The music of country megastar (and Western North Carolina native) Eric Church is about as far away on the radio dial as it gets from that of jam innovators Phish, but that doesn’t really matter to Drew Findley, the graphic artist and self-proclaimed “poster nerd” behind Subject Matter Studio in Asheville. He’s designed and screen-printed limited edition posters for both icons.

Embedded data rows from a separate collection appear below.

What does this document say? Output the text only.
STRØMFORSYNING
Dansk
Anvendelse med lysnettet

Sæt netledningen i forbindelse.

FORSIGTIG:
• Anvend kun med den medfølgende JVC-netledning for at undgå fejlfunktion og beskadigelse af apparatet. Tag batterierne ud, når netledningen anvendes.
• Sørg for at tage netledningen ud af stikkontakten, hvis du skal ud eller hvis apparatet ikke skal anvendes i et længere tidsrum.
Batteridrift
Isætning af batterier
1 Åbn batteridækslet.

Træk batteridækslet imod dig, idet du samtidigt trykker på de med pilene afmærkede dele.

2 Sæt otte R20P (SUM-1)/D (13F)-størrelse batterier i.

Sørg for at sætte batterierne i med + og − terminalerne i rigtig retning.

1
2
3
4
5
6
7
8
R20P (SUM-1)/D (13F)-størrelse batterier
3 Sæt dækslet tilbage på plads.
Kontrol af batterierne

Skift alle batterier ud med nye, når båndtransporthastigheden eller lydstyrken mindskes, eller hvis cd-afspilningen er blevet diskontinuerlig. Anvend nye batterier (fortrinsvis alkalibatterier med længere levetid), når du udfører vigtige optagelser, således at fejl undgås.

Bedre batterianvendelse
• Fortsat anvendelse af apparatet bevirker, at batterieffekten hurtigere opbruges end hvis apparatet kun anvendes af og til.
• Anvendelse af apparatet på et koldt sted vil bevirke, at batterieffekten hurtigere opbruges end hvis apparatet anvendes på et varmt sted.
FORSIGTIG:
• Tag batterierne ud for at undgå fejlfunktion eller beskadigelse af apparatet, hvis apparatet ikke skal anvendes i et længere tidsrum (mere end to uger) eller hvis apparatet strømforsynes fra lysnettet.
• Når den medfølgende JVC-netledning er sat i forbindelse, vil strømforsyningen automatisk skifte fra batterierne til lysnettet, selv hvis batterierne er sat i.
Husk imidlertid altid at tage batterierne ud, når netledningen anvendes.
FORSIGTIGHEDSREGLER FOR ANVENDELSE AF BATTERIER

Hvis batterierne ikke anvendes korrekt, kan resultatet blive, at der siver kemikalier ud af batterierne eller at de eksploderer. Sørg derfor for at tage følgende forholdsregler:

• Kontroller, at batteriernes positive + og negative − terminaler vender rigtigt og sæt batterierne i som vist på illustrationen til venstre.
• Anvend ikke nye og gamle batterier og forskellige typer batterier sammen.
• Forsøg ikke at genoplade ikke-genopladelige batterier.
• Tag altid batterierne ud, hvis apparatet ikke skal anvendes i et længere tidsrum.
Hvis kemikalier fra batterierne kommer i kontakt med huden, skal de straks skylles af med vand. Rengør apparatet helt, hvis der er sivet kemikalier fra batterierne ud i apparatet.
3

Findley is nonchalant as he lists a few other acts he’s designed for, including Kings of Leon, Allison Krauss & Union Station, Lady Antebellum, Ray LaMontagne, and Bonnie Prince Billy. His modesty is partly because he’s a low-key guy, and partly because he readily admits creating the bills for gigs is the less glamorous side of the music biz. For instance, scoring the commission for Phish’s show in Cuyahouga Falls, Ohio, this year was all about working through concepts and refining sketches with the band’s management team, not brainstorming with Trey Anastasio and Mike Gordon as they bounced around on mini trampolines. For other acts, the collaboration has been as simple as a request by Longhorne Slim & The Law for an illustration of a man being shot out of a cannon.

The process starts with Findley melding his sketches, found imagery, and vector patterns, before he moves on to the taxing physical labor of the printing process. It can lead to long hours and late nights cranking out anywhere from 100 to 500 prints with help from his twin brother, Chris, and wife, Grace, in the tidy basement studio of his home in West Asheville. For Findley, it’s a matter of art representing art. “To be able to make art for music is really the perfect marriage,” he says.

A Knoxville native, he began studying graphics at Pellissippi State Community College when the now-dissolved, still-iconic Yee-Haw Industries, a letterpress print shop and graphic design studio, sprung up in town and served as a source of inspiration. The outfit’s prolific work left an impression on Findley. “I was visually intrigued by the posters,” he says. “It was definitely a big deal.”

He got his first true taste of screen printing after moving to Asheville, when he created a poster for The Avett Brothers’ performance at the Bijoux Theater in Knoxville. The learning process continued while he worked for Asheville alt-weekly Mountain Xpress. Slowly, he began to build toward full-fledged entrepreneurship, landing clients seeking branding campaigns and more.

And though he’s known for his gig posters, his design aesthetic can be seen around town, from the business logo, mural, and screen printed tables at Walk Lounge and Kitchen in West Asheville to shirts that cleverly proclaim a connection to our locale with the area code EIGHT TWO EIGHT in bold letters. And once again performers at MoogFest will go home with a theremin bearing a design by Subject Matter. Last year, it was Brian Eno and Moby; this year they’ll land in the hands of Primus and Thomas Dolby.
In the past, he and Grace, new parents to eight-month-old Noah, hit the road for indie art shows and festivals, but most of the time they leave the touring to the musicians, like Church, one of the few country stars commissioning limited edition posters.

And his rule of not discriminating against artists continues to apply: It’s all about making the client—any client—happy. But really? Even Justin Bieber? He says with a laugh, “I’d do a poster for the Bieb.”